Lady Windermere éclata en rires convulsifs.
—L'économie est une excellente chose, remarqua la duchesse avec complaisance. Quand j'ai épousé Paisley, il avait onze châteaux et pas une maison convenable où l'on pût habiter.
—Et maintenant il a douze maisons et pas un seul château, s'écria lady Windermere.

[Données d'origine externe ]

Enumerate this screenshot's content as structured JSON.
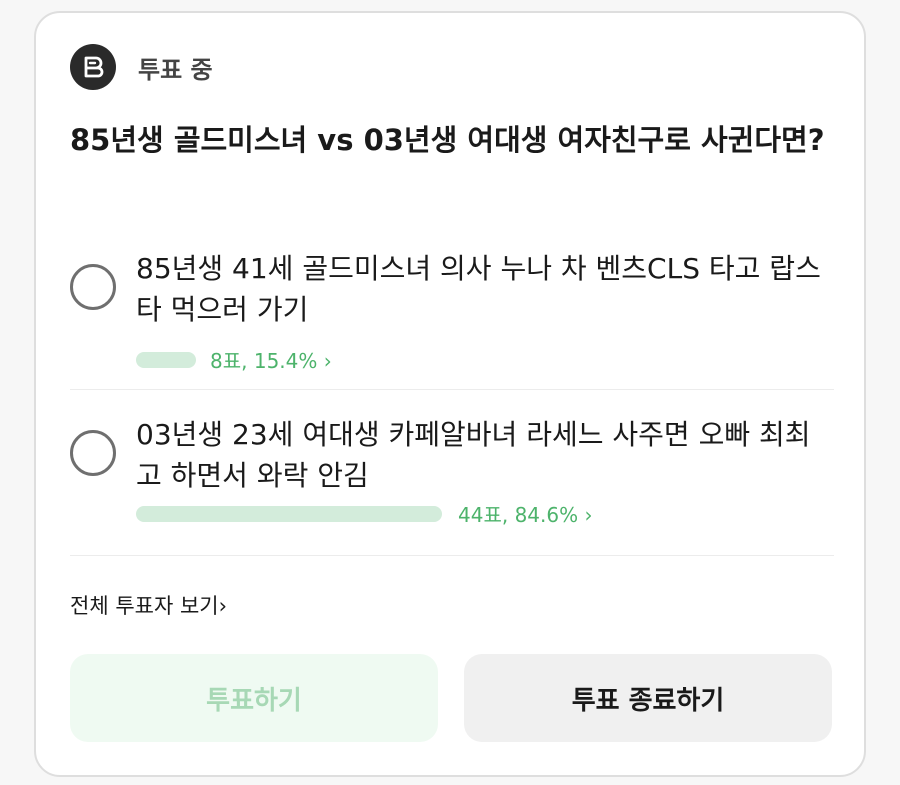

—Eh t ma chère, dit la duchesse, j'aime...
—Le confort, reprit M. Podgers, et les perfectionnements modernes, et l'eau chaude amenée dans toutes les chambres. Votre Grâce a tout à fait raison. Le confort est la seule chose que notre civilisation puisse nous donner.
—Vous avez admirablement décrit le caractère de la duchesse, monsieur Podgers. Maintenant veuillez nous dire celui de lady Flora.
Et pour répondre à un signe de tête de l'hôtesse souriante, une petite jeune fille, aux cheveux roux d'Écossaise et aux omoplates très hauts, se leva gauchement de dessus le canapé et exhiba une longue main osseuse avec des doigts aplatis en spatule.
—Ah! une pianiste, je vois! dit M. Podgers, une excellente pianiste et peut-être une musicienne hors ligne. Très réservée, très honnête et douée d'un vif amour pour les bêtes.
—Voilà qui est tout à fait exact! s'écria la duchesse se tournant vers lady Windermere. Absolument exact. Flora élève deux douzaines de collies à Macloskie et elle remplirait notre maison de ville d'une véritable ménagerie si son père le lui permettait.
—Bon! mais c'est justement là ce que je fais chez moi chaque jeudi soir, riposta en riant lady Windermere. Seulement je préfère les lions aux collies.